I'm writing in response to Kathy Berry's and Dana Silvernale's letters ("Jolly Greens," Oct. 11) urging people to vote for Jill Stein, the Green Party candidate for president. I believe in Stein's platform and if we had ranked choice voting, she would be my first choice. The Green Party is circulating a petition to adopt this voting format because, as its website states, it can "eliminate the ‘spoiler effect' in which candidates with similar views split their vote, thus electing someone who doesn't represent any of their views." I eagerly signed the petition. But we don't operate under that system yet. Thus my concern that progressives in this country will help elect Romney/Ryan by voting for a third-party candidate or sitting out the election entirely.
Two venerable progressives share my concern. Daniel Ellsberg, although profoundly disappointed in Obama (as I am) warns that a Romney/Ryan administration "would be much worse, even catastrophically worse" on crucial issues like "attacking Iran, Supreme Court appointments, the economy, women's reproductive rights, health coverage, safety net, climate change, green energy, the environment."
It's a facile and dangerous oversimplification to say there's no real difference between Romney and Obama or Republicans and Democrats. Ellsberg calls this thinking "absurd." He quotes Noam Chomsky: "The Republican organization today is extremely dangerous, not just to this country, but the world." Both men have told interviewers that if they lived in a swing state, they'd vote against Romney/Ryan, "which means voting for Obama."
We've been down this road before. In 2000, Ralph Nader was "the spoiler." Green Party members then were saying there was no difference between Bush and Gore. After the Iraq war was well under way, a Green Party member asked me if I could guarantee that Gore would not have invaded Iraq. My answer was yes.
Margy Emerson, Arcata
Thanks for the coverage of Prop. 37 ("The $38 Million Label," Oct. 11). It's an extremely important subject that gets too little attention from the press.
Unfortunately, the coverage genetic engineering does get in the media is often riddled with factual errors and misinterpretations of the science. It's not unique in this. Most press reports on scientific subjects are pretty bad, because it's hard to convey real science in the simple language and few words that a newspaper article or TV news report require.

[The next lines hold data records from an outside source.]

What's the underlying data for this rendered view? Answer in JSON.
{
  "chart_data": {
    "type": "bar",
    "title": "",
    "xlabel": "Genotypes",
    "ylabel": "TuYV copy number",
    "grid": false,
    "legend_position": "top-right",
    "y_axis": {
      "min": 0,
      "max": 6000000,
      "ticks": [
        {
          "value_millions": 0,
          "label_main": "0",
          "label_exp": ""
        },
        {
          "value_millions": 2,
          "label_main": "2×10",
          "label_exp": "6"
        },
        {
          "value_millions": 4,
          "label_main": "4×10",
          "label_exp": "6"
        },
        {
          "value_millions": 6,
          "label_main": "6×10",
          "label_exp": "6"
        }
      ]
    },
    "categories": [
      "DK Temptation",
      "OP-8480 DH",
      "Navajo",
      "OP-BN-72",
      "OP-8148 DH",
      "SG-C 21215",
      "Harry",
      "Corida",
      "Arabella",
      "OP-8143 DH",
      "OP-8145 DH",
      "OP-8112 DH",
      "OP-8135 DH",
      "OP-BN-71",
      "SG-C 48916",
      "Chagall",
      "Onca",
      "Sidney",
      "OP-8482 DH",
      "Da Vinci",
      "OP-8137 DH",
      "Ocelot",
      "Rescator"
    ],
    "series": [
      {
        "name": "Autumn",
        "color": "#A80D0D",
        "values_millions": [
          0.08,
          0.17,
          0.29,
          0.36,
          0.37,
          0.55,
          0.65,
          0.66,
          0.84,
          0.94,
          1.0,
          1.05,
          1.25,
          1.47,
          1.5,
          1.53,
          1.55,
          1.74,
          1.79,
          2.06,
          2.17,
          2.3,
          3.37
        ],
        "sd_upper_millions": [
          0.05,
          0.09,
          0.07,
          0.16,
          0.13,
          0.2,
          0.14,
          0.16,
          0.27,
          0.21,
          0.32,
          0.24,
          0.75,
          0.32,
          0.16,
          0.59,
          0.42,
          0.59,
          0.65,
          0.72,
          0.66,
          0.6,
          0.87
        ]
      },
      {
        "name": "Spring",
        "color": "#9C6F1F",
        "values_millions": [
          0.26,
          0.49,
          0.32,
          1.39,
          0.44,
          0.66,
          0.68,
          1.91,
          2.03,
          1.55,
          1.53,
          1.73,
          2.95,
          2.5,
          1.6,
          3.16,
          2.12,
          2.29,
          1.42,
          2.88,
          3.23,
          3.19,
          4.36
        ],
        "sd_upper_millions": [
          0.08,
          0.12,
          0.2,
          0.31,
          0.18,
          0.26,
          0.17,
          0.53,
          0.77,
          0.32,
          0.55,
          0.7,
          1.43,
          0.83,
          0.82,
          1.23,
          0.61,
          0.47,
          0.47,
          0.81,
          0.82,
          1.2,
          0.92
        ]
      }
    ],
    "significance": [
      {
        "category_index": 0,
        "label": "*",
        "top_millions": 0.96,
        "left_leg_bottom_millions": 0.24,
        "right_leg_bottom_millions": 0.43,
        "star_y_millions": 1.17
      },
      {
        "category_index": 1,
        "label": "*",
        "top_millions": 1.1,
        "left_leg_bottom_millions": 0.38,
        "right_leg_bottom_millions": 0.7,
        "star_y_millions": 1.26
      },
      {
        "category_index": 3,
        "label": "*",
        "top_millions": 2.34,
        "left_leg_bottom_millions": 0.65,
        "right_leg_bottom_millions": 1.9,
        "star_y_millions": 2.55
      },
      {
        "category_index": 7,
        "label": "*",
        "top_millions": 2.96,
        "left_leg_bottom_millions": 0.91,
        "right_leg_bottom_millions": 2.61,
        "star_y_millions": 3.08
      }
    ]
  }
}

I thought your article was pretty good overall. There's a deeper and much more insidious problem with the body of scientific research on GE products. Even if all studies involving GE seeds, organisms or foods were accurately reported in the popular press, we would still have this problem. The problem is that the companies that own GE seeds refuse to allow any independent scientists to study their products without their express permission. Needless to say, permission is never given for studies the companies think might make them look bad! Only a few, scattered studies by regulators (outside the U.S.) and scientists willing to take serious legal and career-related risks have been truly independent. This means that the body of research that currently exists on GE products is thoroughly biased in a way that's unlike any other area of science today.
If you're like me, you don't put too much stock in this industry-controlled research, and you'd rather make your own decisions and control your own risks. In other words, you support labeling!